Prologue
Hommage au Seigneur accompli et parfait Bouddha
« L'homme intelligent et ferme dans sa discipline,
qui développe état d'être et sagacité
comme un moine énergique et sage,
peut démêler ce lacis1. »
Ainsi parla le Seigneur.
Pourquoi formula-t-il cette strophe ? Parce qu'un fils de dieu2 l'approcha une nuit alors qu'il séjournait près de Savatthi, et lui demanda, afin de dissiper ses doutes :
« Lacis à l'intérieur, lacis à l'extérieur,
tout ce qui naît est pris dans ce lacis.
Voici, Gotama, la question que je pose :
"Qui peut démêler ce lacis3?" »
Expliquons d'abord, brièvement, le sens de cette strophe.
Le mot «lacis» désigne l'enchevêtrement des désirs : les êtres ont constamment soif4 d'objets physiques et d'états psychiques, tantôt de niveau élevé, tantôt de bas niveau. Ces désirs sont comparables aux branches enchevêtrées dans un épais fourré.
«Lacis à l'intérieur, lacis à l'extérieur» : les désirs concernent l'équipement5 du moine et celui d'autrui, son existence propre et celle des autres, ses domaines personnels et les domaines extérieurs à lui.
« Tout ce qui naît est pris dans ce lacis » : tous les êtres sont empêtrés dans ces désirs qui s'enchevêtrent comme les bambous d'un fourré inextricable; ils en sont prisonniers, ils en sont embarrassés.
[2] «Voici, Gotama, la question que je pose». Le fils de dieu s'adresse au Seigneur par son nom de famille, Gotama, et lui demande : « Qui peut démêler ce lacis ? » Autrement dit : « Qui peut démêler l'entrelacement des trois éléments6? Qui est capable de les désenchevêtrer?»
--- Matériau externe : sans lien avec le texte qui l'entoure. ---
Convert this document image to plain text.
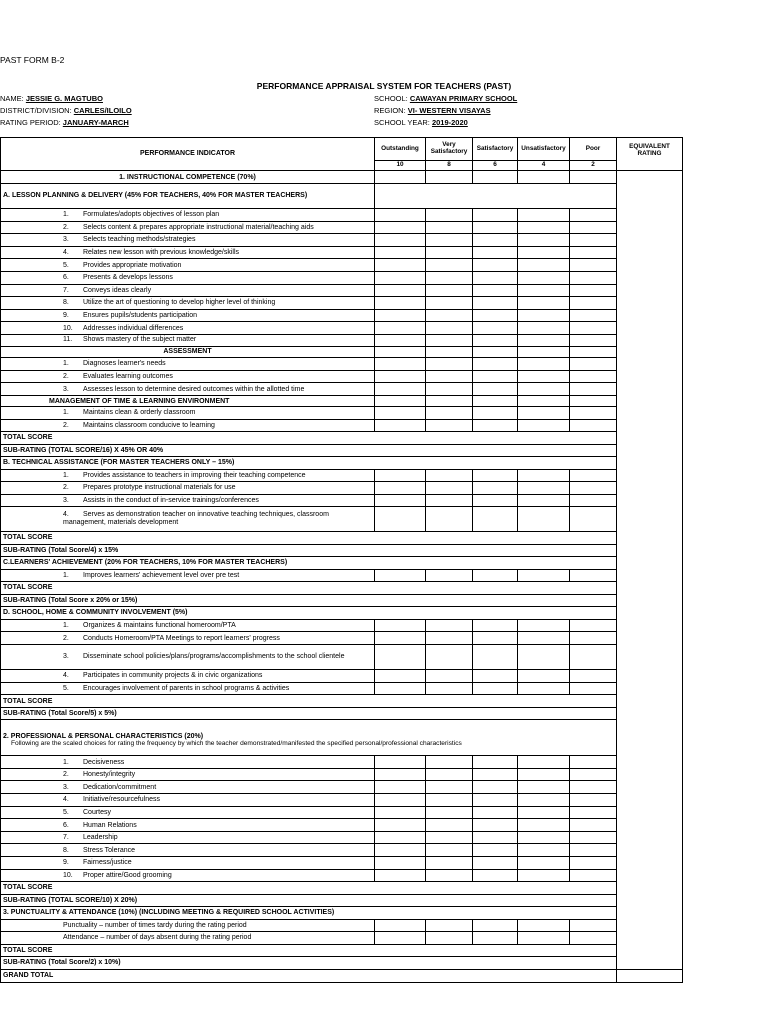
PAST FORM B-2
PERFORMANCE APPRAISAL SYSTEM FOR TEACHERS (PAST)
NAME: JESSIE G. MAGTUBO
DISTRICT/DIVISION: CARLES/ILOILO
RATING PERIOD: JANUARY-MARCH
SCHOOL: CAWAYAN PRIMARY SCHOOL
REGION: VI- WESTERN VISAYAS
SCHOOL YEAR: 2019-2020
PERFORMANCE INDICATOR	Outstanding	Very Satisfactory	Satisfactory	Unsatisfactory	Poor	EQUIVALENT RATING
	10	8	6	4	2	
1. INSTRUCTIONAL COMPETENCE (70%)						
A. LESSON PLANNING & DELIVERY (45% FOR TEACHERS, 40% FOR MASTER TEACHERS)						
1. Formulates/adopts objectives of lesson plan						
2. Selects content & prepares appropriate instructional material/teaching aids						
3. Selects teaching methods/strategies						
4. Relates new lesson with previous knowledge/skills						
5. Provides appropriate motivation						
6. Presents & develops lessons						
7. Conveys ideas clearly						
8. Utilize the art of questioning to develop higher level of thinking						
9. Ensures pupils/students participation						
10. Addresses individual differences						
11. Shows mastery of the subject matter						
ASSESSMENT						
1. Diagnoses learner's needs						
2. Evaluates learning outcomes						
3. Assesses lesson to determine desired outcomes within the allotted time						
MANAGEMENT OF TIME & LEARNING ENVIRONMENT						
1. Maintains clean & orderly classroom						
2. Maintains classroom conducive to learning						
TOTAL SCORE						
SUB-RATING (TOTAL SCORE/16) X 45% OR 40%						
B. TECHNICAL ASSISTANCE (FOR MASTER TEACHERS ONLY – 15%)						
1. Provides assistance to teachers in improving their teaching competence						
2. Prepares prototype instructional materials for use						
3. Assists in the conduct of in-service trainings/conferences						
4. Serves as demonstration teacher on innovative teaching techniques, classroom management, materials development						
TOTAL SCORE						
SUB-RATING (Total Score/4) x 15%						
C.LEARNERS' ACHIEVEMENT (20% FOR TEACHERS, 10% FOR MASTER TEACHERS)						
1. Improves learners' achievement level over pre test						
TOTAL SCORE						
SUB-RATING (Total Score x 20% or 15%)						
D. SCHOOL, HOME & COMMUNITY INVOLVEMENT (5%)						
1. Organizes & maintains functional homeroom/PTA						
2. Conducts Homeroom/PTA Meetings to report learners' progress						
3. Disseminate school policies/plans/programs/accomplishments to the school clientele						
4. Participates in community projects & in civic organizations						
5. Encourages involvement of parents in school programs & activities						
TOTAL SCORE						
SUB-RATING (Total Score/5) x 5%)						
2. PROFESSIONAL & PERSONAL CHARACTERISTICS (20%)
Following are the scaled choices for rating the frequency by which the teacher demonstrated/manifested the specified personal/professional characteristics						

1. Decisiveness						
2. Honesty/integrity						
3. Dedication/commitment						
4. Initiative/resourcefulness						
5. Courtesy						
6. Human Relations						
7. Leadership						
8. Stress Tolerance						
9. Fairness/justice						
10. Proper attire/Good grooming						
TOTAL SCORE						
SUB-RATING (TOTAL SCORE/10) X 20%)						
3. PUNCTUALITY & ATTENDANCE (10%) (INCLUDING MEETING & REQUIRED SCHOOL ACTIVITIES)						
Punctuality – number of times tardy during the rating period						
Attendance – number of days absent during the rating period						
TOTAL SCORE						
SUB-RATING (Total Score/2) x 10%)						
GRAND TOTAL						
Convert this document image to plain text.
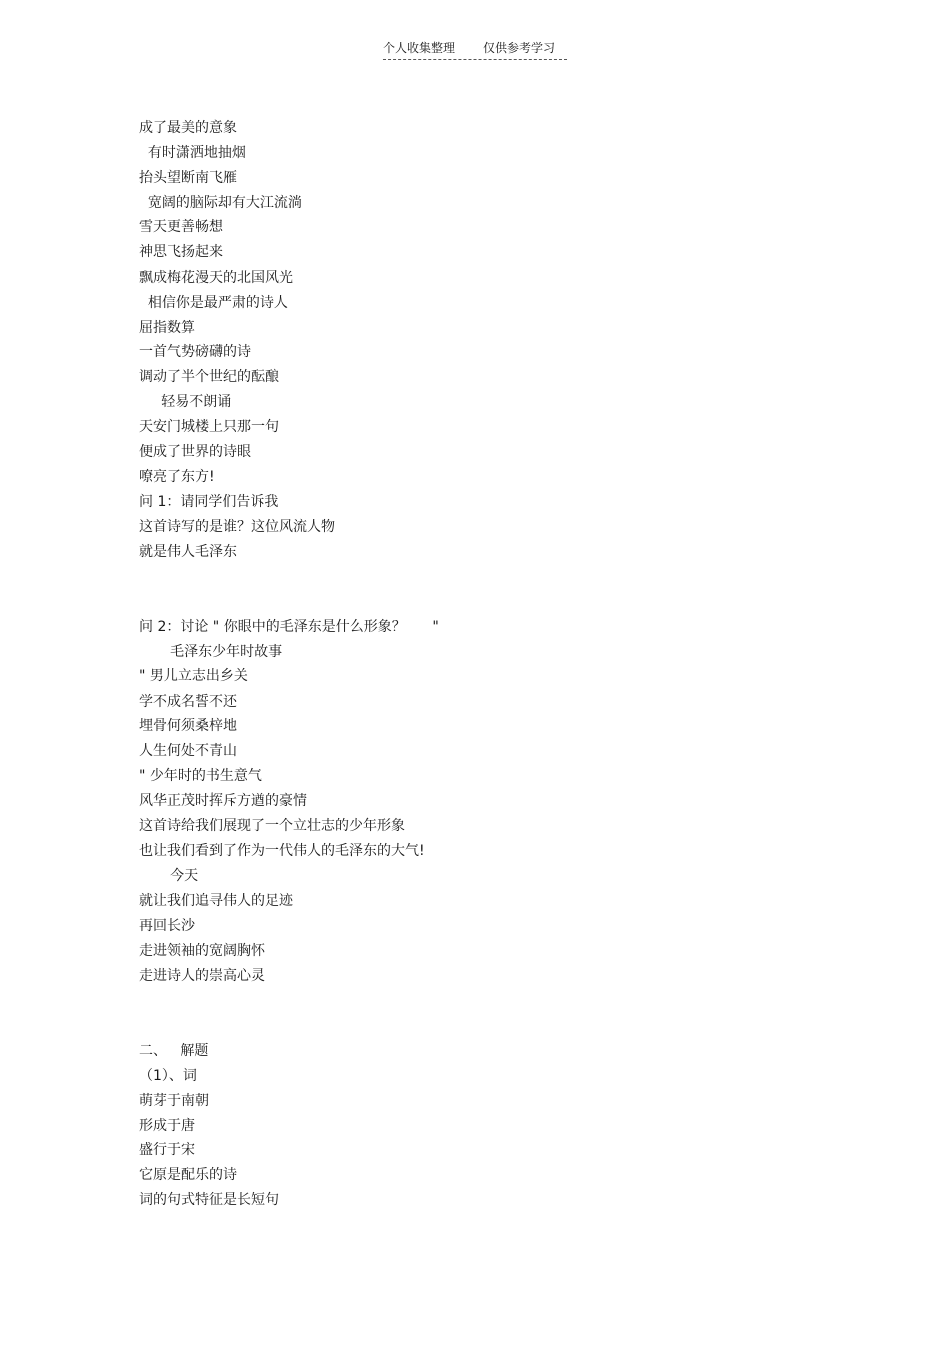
个人收集整理

仅供参考学习

成了最美的意象
有时潇洒地抽烟
抬头望断南飞雁
宽阔的脑际却有大江流淌
雪天更善畅想
神思飞扬起来
飘成梅花漫天的北国风光
相信你是最严肃的诗人
屈指数算
一首气势磅礴的诗
调动了半个世纪的酝酿
轻易不朗诵
天安门城楼上只那一句
便成了世界的诗眼
嘹亮了东方!
问 1：请同学们告诉我
这首诗写的是谁？这位风流人物
就是伟人毛泽东
问 2：讨论 " 你眼中的毛泽东是什么形象？      "
毛泽东少年时故事
" 男儿立志出乡关
学不成名誓不还
埋骨何须桑梓地
人生何处不青山
" 少年时的书生意气
风华正茂时挥斥方遒的豪情
这首诗给我们展现了一个立壮志的少年形象
也让我们看到了作为一代伟人的毛泽东的大气!
今天
就让我们追寻伟人的足迹
再回长沙
走进领袖的宽阔胸怀
走进诗人的崇高心灵
二、   解题
（1）、词
萌芽于南朝
形成于唐
盛行于宋
它原是配乐的诗
词的句式特征是长短句
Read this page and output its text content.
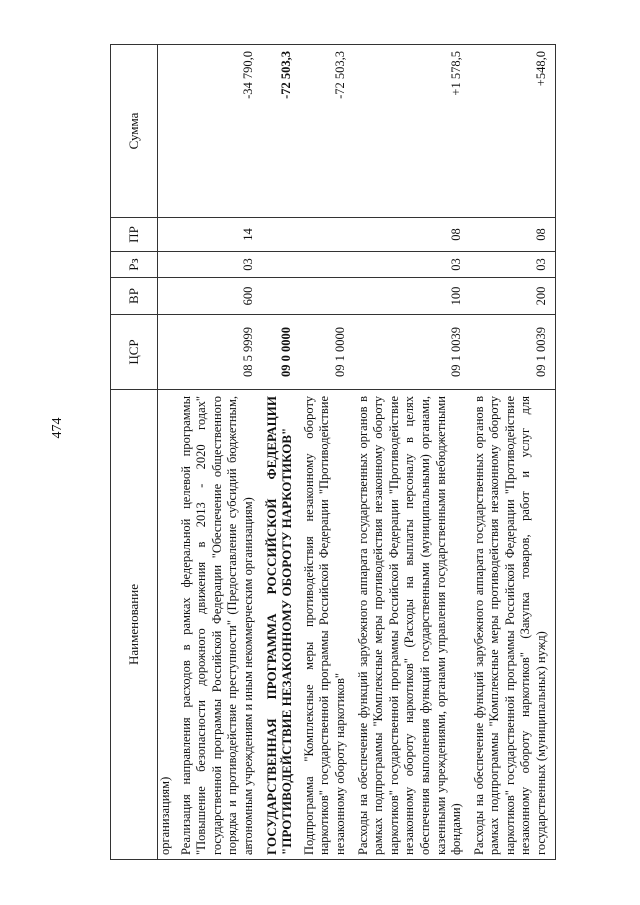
474
Наименование	ЦСР	ВР	Рз	ПР	Сумма
организациям)					
Реализация направления расходов в рамках федеральной целевой программы "Повышение безопасности дорожного движения в 2013 - 2020 годах" государственной программы Российской Федерации "Обеспечение общественного порядка и противодействие преступности" (Предоставление субсидий бюджетным, автономным учреждениям и иным некоммерческим организациям)	08 5 9999	600	03	14	-34 790,0
ГОСУДАРСТВЕННАЯ ПРОГРАММА РОССИЙСКОЙ ФЕДЕРАЦИИ "ПРОТИВОДЕЙСТВИЕ НЕЗАКОННОМУ ОБОРОТУ НАРКОТИКОВ"	09 0 0000				-72 503,3
Подпрограмма "Комплексные меры противодействия незаконному обороту наркотиков" государственной программы Российской Федерации "Противодействие незаконному обороту наркотиков"	09 1 0000				-72 503,3
Расходы на обеспечение функций зарубежного аппарата государственных органов в рамках подпрограммы "Комплексные меры противодействия незаконному обороту наркотиков" государственной программы Российской Федерации "Противодействие незаконному обороту наркотиков" (Расходы на выплаты персоналу в целях обеспечения выполнения функций государственными (муниципальными) органами, казенными учреждениями, органами управления государственными внебюджетными фондами)	09 1 0039	100	03	08	+1 578,5
Расходы на обеспечение функций зарубежного аппарата государственных органов в рамках подпрограммы "Комплексные меры противодействия незаконному обороту наркотиков" государственной программы Российской Федерации "Противодействие незаконному обороту наркотиков" (Закупка товаров, работ и услуг для государственных (муниципальных) нужд)	09 1 0039	200	03	08	+548,0
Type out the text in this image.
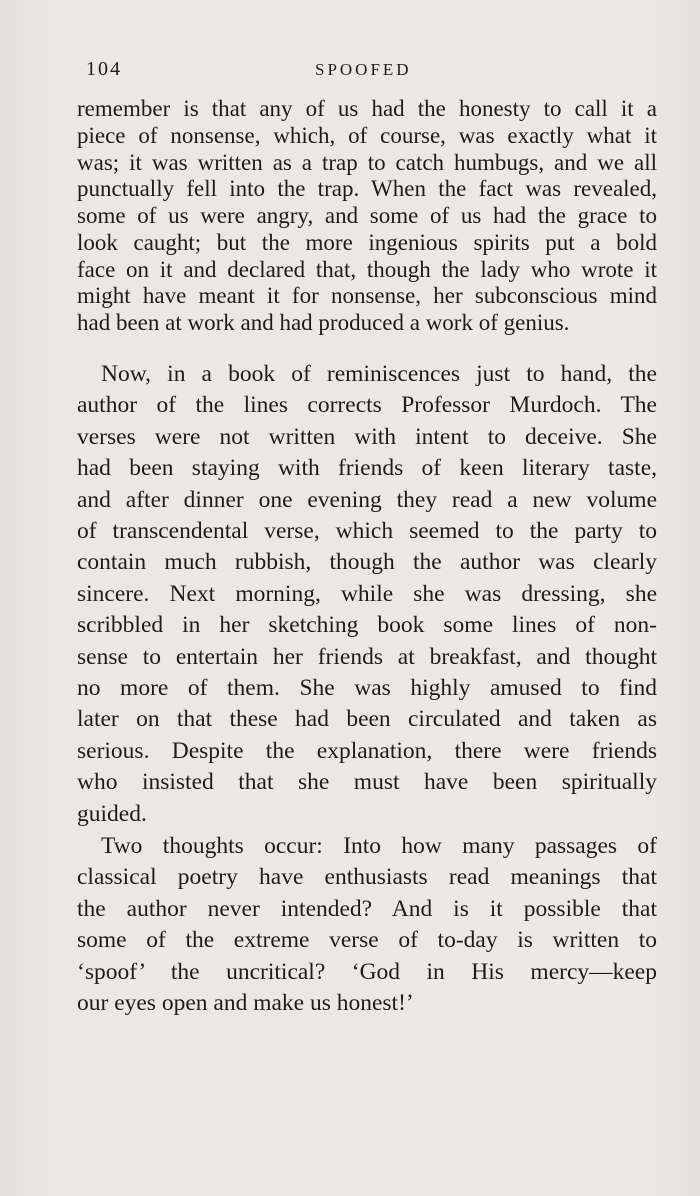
104	SPOOFED
remember is that any of us had the honesty to call it a
piece of nonsense, which, of course, was exactly what it
was; it was written as a trap to catch humbugs, and we all
punctually fell into the trap. When the fact was revealed,
some of us were angry, and some of us had the grace to
look caught; but the more ingenious spirits put a bold
face on it and declared that, though the lady who wrote it
might have meant it for nonsense, her subconscious mind
had been at work and had produced a work of genius.
Now, in a book of reminiscences just to hand, the
author of the lines corrects Professor Murdoch. The
verses were not written with intent to deceive. She
had been staying with friends of keen literary taste,
and after dinner one evening they read a new volume
of transcendental verse, which seemed to the party to
contain much rubbish, though the author was clearly
sincere. Next morning, while she was dressing, she
scribbled in her sketching book some lines of non-
sense to entertain her friends at breakfast, and thought
no more of them. She was highly amused to find
later on that these had been circulated and taken as
serious. Despite the explanation, there were friends
who insisted that she must have been spiritually
guided.
Two thoughts occur: Into how many passages of
classical poetry have enthusiasts read meanings that
the author never intended? And is it possible that
some of the extreme verse of to-day is written to
‘spoof’ the uncritical? ‘God in His mercy—keep
our eyes open and make us honest!’
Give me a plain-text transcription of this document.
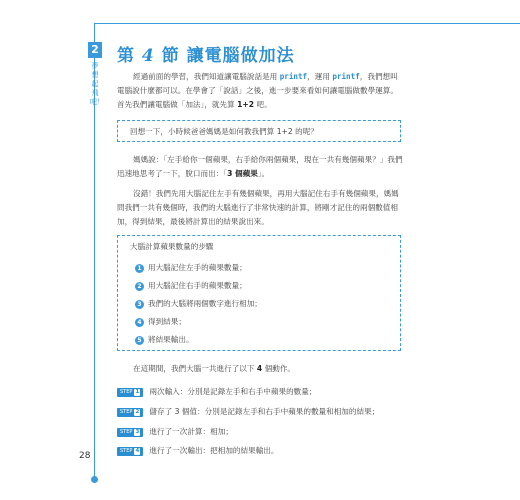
2
夢想起飛吧！
28
第 4 節 讓電腦做加法
經過前面的學習，我們知道讓電腦說話是用 printf，運用 printf，我們想叫電腦說什麼都可以。在學會了「說話」之後，進一步要來看如何讓電腦做數學運算。首先我們讓電腦做「加法」，就先算 1+2 吧。
回想一下，小時候爸爸媽媽是如何教我們算 1+2 的呢？
媽媽說：「左手給你一個蘋果，右手給你兩個蘋果，現在一共有幾個蘋果？」我們迅速地思考了一下，脫口而出：「3 個蘋果」。
沒錯！我們先用大腦記住左手有幾個蘋果，再用大腦記住右手有幾個蘋果，媽媽問我們一共有幾個時，我們的大腦進行了非常快速的計算，將剛才記住的兩個數值相加，得到結果，最後將計算出的結果說出來。
大腦計算蘋果數量的步驟
1 用大腦記住左手的蘋果數量；
2 用大腦記住右手的蘋果數量；
3 我們的大腦將兩個數字進行相加；
4 得到結果；
5 將結果輸出。
在這期間，我們大腦一共進行了以下 4 個動作。
STEP 1 兩次輸入：分別是記錄左手和右手中蘋果的數量；
STEP 2 儲存了 3 個值：分別是記錄左手和右手中蘋果的數量和相加的結果；
STEP 3 進行了一次計算：相加；
STEP 4 進行了一次輸出：把相加的結果輸出。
Ainsi questionné, le Seigneur dont la connaissance et le comportement sont en tous points inattaquables, dieu des dieux, tout-puissant au delà des tout-puissants, Brahmâ au delà des Brahmâ, assuré dans les quatre assurances, détenteur des dix pouvoirs, connaissance sans faille, œil universel, répondit par cette strophe :
« L'homme intelligent et ferme dans sa discipline,
qui développe état d'être et sagacité
comme un moine énergique et sage,
peut démêler ce lacis. »
Je vais donner à présent le sens véritable et détaillé
de cette strophe que le grand Sage déclama.
Certains yogis entrent dans l'enseignement du Vainqueur,
si difficile à trouver, sans connaître pour ce qu'il est
le chemin sûr et droit vers la Pureté :
discipline, concentration et sagacité.
Ils aspirent à la Pureté mais n'y parviennent pas malgré leurs efforts.
Pour eux, je vais décrire ce chemin de la Pureté
selon une présentation claire qui leur plaira
et qui suit la méthode transmise
par les résidents du Grand Monastère7.
Je vais l'exposer fidèlement.
Vous tous, hommes de bien qui aspirez à la Pureté, prêtez attention !

La « Pureté désigne le Dénouement8, lequel, dépourvu de toute tache, est extrêmement pur. Le chemin qui y mène constitue le chemin de la Pureté — et l'on appelle chemin le moyen d'accès -; c'est ce moyen que je vais décrire.
Le chemin de la Pureté fut parfois exposé seulement comme supravoyance9 :
« Voir avec sagacité que toutes les créations sont temporaires
et être désenchanté du désagrément, tel est le chemin de la Pureté10. »
[3] Parfois comme jhâna11 et sagacité :
« Qui possède jhâna et sagacité se trouve en face du Dénouement12. »
Parfois comme kamma13, etc. :
« Kamma, science et rectitude, discipline
et mode de subsistance supérieur,
voilà qui purifie les mortels, non la famille ou la richesse14. »
Parfois comme discipline, etc. :
« Toujours discipliné, sagace et bien concentré,
énergique et résolu, il traverse l'inondation si difficile à traverser15. »
Parfois comme vigilance, etc. :
« Il n'existe qu'un chemin pour purifier les êtres, moines... et pour
voir le Dénouement de ses propres yeux : celui des quatre vigilances16. »
Même formulation avec les quatre efforts-justes17.
Mais la réponse en vers (§ 1) parle de discipline, etc.
Commentaire de la réponse
« L'homme » : l'être.
« Intelligent» : doué de la sagacité qui résulte du kamma lors du lien-de-renaissance
à trois causes18.
« Ferme dans sa discipline » : stable dans sa discipline, s'y adonnant
pleinement.
«Qui développe état d'être et sagacité » : qui fait naître et croître la concentration, dite état d'être19, et la supravoyance, que désigne la sagacité.